A practical walkthrough of Saudi ZATCA-compliant QR e-invoicing and automated PDF invoices in a Node.js commerce backend.

Node.jsZATCAE-commerce

If you're shipping commerce in Saudi Arabia, ZATCA e-invoicing isn't optional — every invoice needs a TLV-encoded QR code carrying the seller name, VAT number, timestamp, total, and VAT amount. Here's how I wired it into a Node.js backend.

TLV, then Base64

ZATCA's Phase 1 QR is a Tag-Length-Value byte string, Base64-encoded.
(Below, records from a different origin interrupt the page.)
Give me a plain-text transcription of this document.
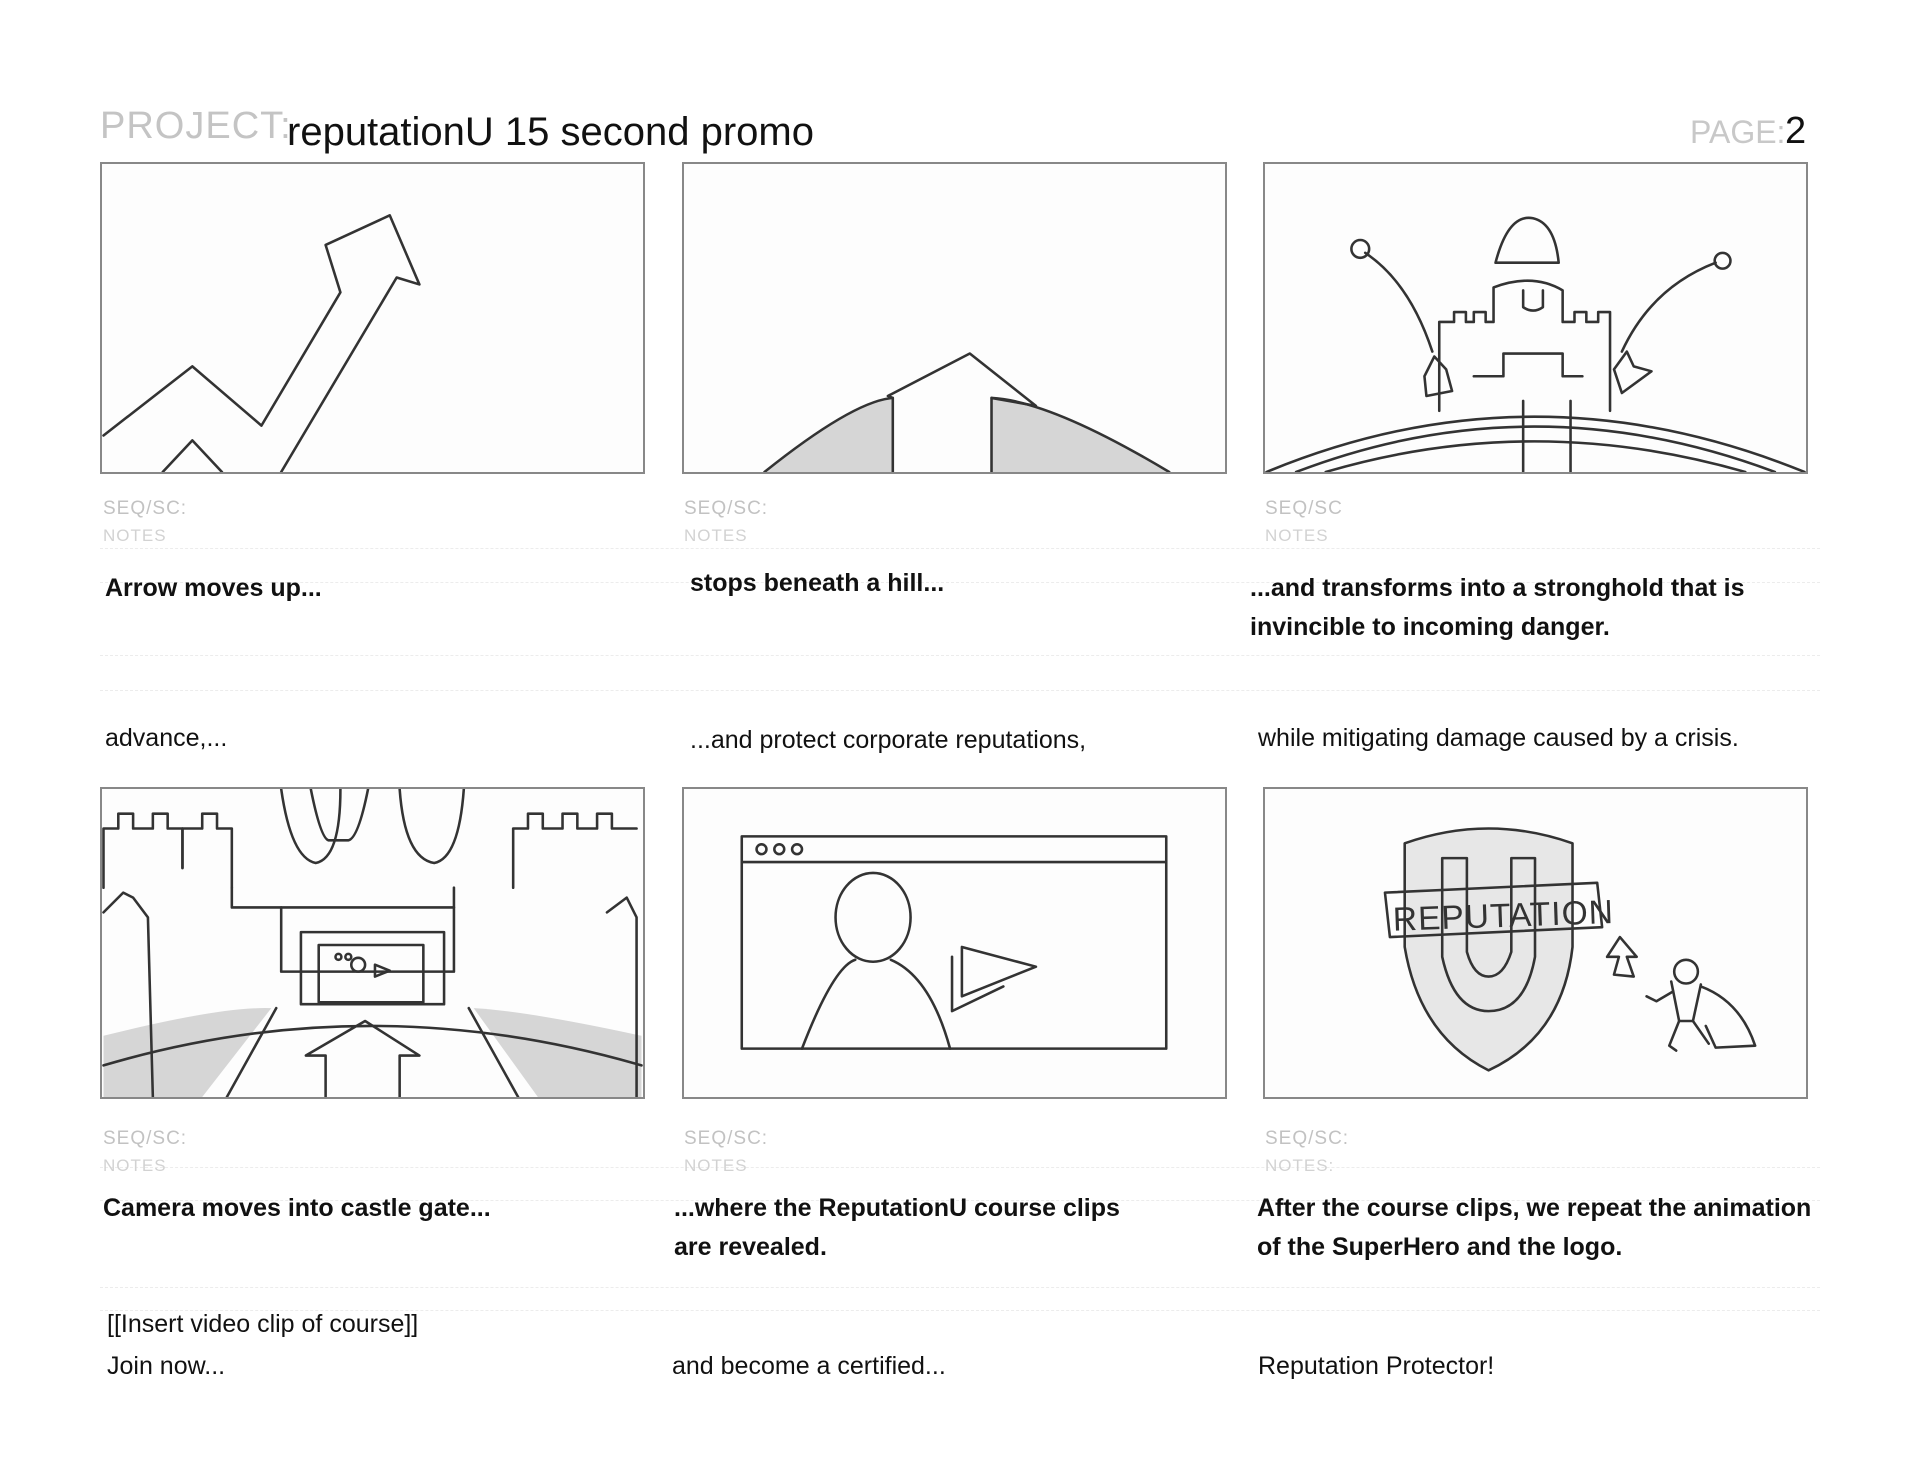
PROJECT:
reputationU 15 second promo	PAGE: 2
SEQ/SC:
NOTES
Arrow moves up...
advance,...
SEQ/SC:
NOTES
stops beneath a hill...
...and protect corporate reputations,
SEQ/SC
NOTES
...and transforms into a stronghold that is
invincible to incoming danger.
while mitigating damage caused by a crisis.
SEQ/SC:
NOTES
Camera moves into castle gate...
[[Insert video clip of course]]
Join now...
SEQ/SC:
NOTES
...where the ReputationU course clips
are revealed.
and become a certified...
REPUTATION
SEQ/SC:
NOTES:
After the course clips, we repeat the animation
of the SuperHero and the logo.
Reputation Protector!
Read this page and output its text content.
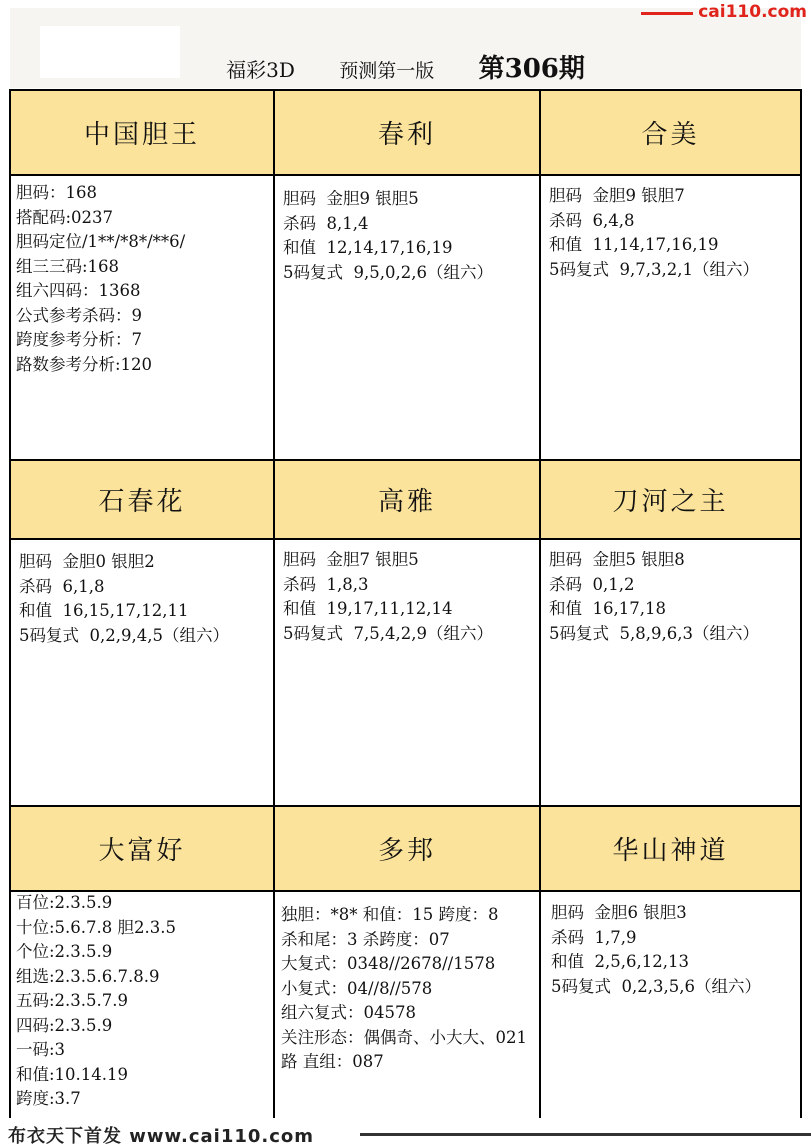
福彩3D 预测第一版 第306期
cai110.com
中国胆王	春利	合美
胆码：168
搭配码:0237
胆码定位/1**/*8*/**6/
组三三码:168
组六四码：1368
公式参考杀码：9
跨度参考分析：7
路数参考分析:120
胆码  金胆9 银胆5
杀码  8,1,4
和值  12,14,17,16,19
5码复式  9,5,0,2,6（组六）
胆码  金胆9 银胆7
杀码  6,4,8
和值  11,14,17,16,19
5码复式  9,7,3,2,1（组六）
石春花	高雅	刀河之主
胆码  金胆0 银胆2
杀码  6,1,8
和值  16,15,17,12,11
5码复式  0,2,9,4,5（组六）
胆码  金胆7 银胆5
杀码  1,8,3
和值  19,17,11,12,14
5码复式  7,5,4,2,9（组六）
胆码  金胆5 银胆8
杀码  0,1,2
和值  16,17,18
5码复式  5,8,9,6,3（组六）
大富好	多邦	华山神道
百位:2.3.5.9
十位:5.6.7.8 胆2.3.5
个位:2.3.5.9
组选:2.3.5.6.7.8.9
五码:2.3.5.7.9
四码:2.3.5.9
一码:3
和值:10.14.19
跨度:3.7
独胆：*8* 和值：15 跨度：8
杀和尾：3 杀跨度：07
大复式：0348//2678//1578
小复式：04//8//578
组六复式：04578
关注形态：偶偶奇、小大大、021路 直组：087
胆码  金胆6 银胆3
杀码  1,7,9
和值  2,5,6,12,13
5码复式  0,2,3,5,6（组六）
布衣天下首发 www.cai110.com
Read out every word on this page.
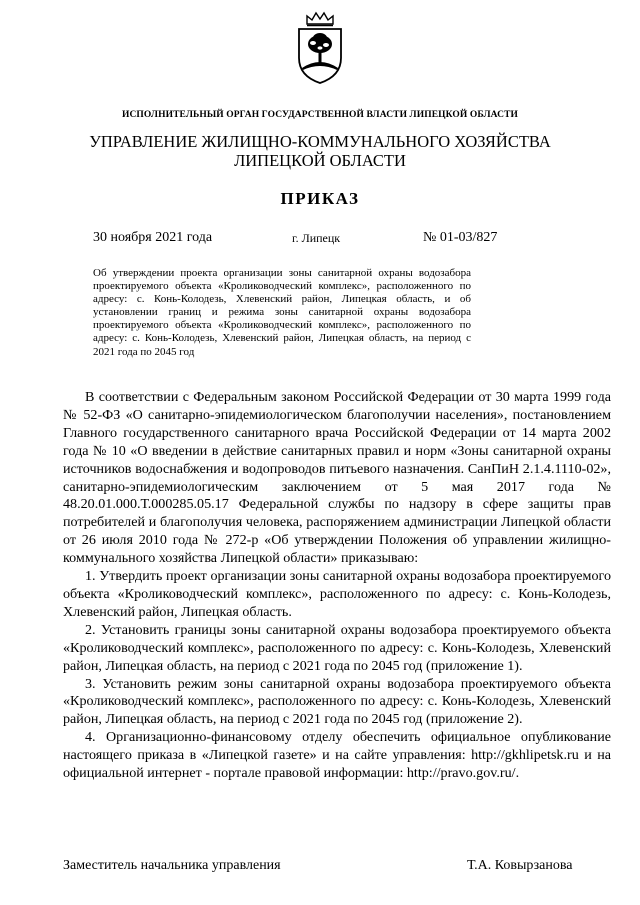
ИСПОЛНИТЕЛЬНЫЙ ОРГАН ГОСУДАРСТВЕННОЙ ВЛАСТИ ЛИПЕЦКОЙ ОБЛАСТИ
УПРАВЛЕНИЕ ЖИЛИЩНО-КОММУНАЛЬНОГО ХОЗЯЙСТВА
ЛИПЕЦКОЙ ОБЛАСТИ
ПРИКАЗ
30 ноября 2021 года	г. Липецк	№ 01-03/827
Об утверждении проекта организации зоны санитарной охраны водозабора проектируемого объекта «Кролиководческий комплекс», расположенного по адресу: с. Конь-Колодезь, Хлевенский район, Липецкая область, и об установлении границ и режима зоны санитарной охраны водозабора проектируемого объекта «Кролиководческий комплекс», расположенного по адресу: с. Конь-Колодезь, Хлевенский район, Липецкая область, на период с 2021 года по 2045 год

В соответствии с Федеральным законом Российской Федерации от 30 марта 1999 года № 52-ФЗ «О санитарно-эпидемиологическом благополучии населения», постановлением Главного государственного санитарного врача Российской Федерации от 14 марта 2002 года № 10 «О введении в действие санитарных правил и норм «Зоны санитарной охраны источников водоснабжения и водопроводов питьевого назначения. СанПиН 2.1.4.1110-02», санитарно-эпидемиологическим заключением от 5 мая 2017 года № 48.20.01.000.Т.000285.05.17 Федеральной службы по надзору в сфере защиты прав потребителей и благополучия человека, распоряжением администрации Липецкой области от 26 июля 2010 года № 272-р «Об утверждении Положения об управлении жилищно-коммунального хозяйства Липецкой области» приказываю:

1. Утвердить проект организации зоны санитарной охраны водозабора проектируемого объекта «Кролиководческий комплекс», расположенного по адресу: с. Конь-Колодезь, Хлевенский район, Липецкая область.

2. Установить границы зоны санитарной охраны водозабора проектируемого объекта «Кролиководческий комплекс», расположенного по адресу: с. Конь-Колодезь, Хлевенский район, Липецкая область, на период с 2021 года по 2045 год (приложение 1).

3. Установить режим зоны санитарной охраны водозабора проектируемого объекта «Кролиководческий комплекс», расположенного по адресу: с. Конь-Колодезь, Хлевенский район, Липецкая область, на период с 2021 года по 2045 год (приложение 2).

4. Организационно-финансовому отделу обеспечить официальное опубликование настоящего приказа в «Липецкой газете» и на сайте управления: http://gkhlipetsk.ru и на официальной интернет - портале правовой информации: http://pravo.gov.ru/.

Заместитель начальника управления	Т.А. Ковырзанова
Each field is a tag byte, a length byte, then the UTF-8 value:

function tlv(tag, value) {
  const buf = Buffer.from(value, "utf8");
  return Buffer.concat([Buffer.from([tag, buf.length]), buf]);
}
 
const qrPayload = Buffer.concat([
  tlv(1, sellerName),
  tlv(2, vatNumber),
  tlv(3, isoTimestamp),
  tlv(4, total),
  tlv(5, vatAmount),
]).toString("base64");

Render the invoice deterministically

Generate the PDF server-side from an HTML template so every invoice is reproducible and archivable. Embed the QR as a data URL and you have a self-contained, compliant document.

Make compliance a service

Don't scatter ZATCA logic across controllers. Put encoding, rendering and storage behind one InvoicingService — when Phase 2 cryptographic signing lands, you change one module, not ten.

Compliance work is rarely glamorous, but getting the primitives right once means you never think about it again.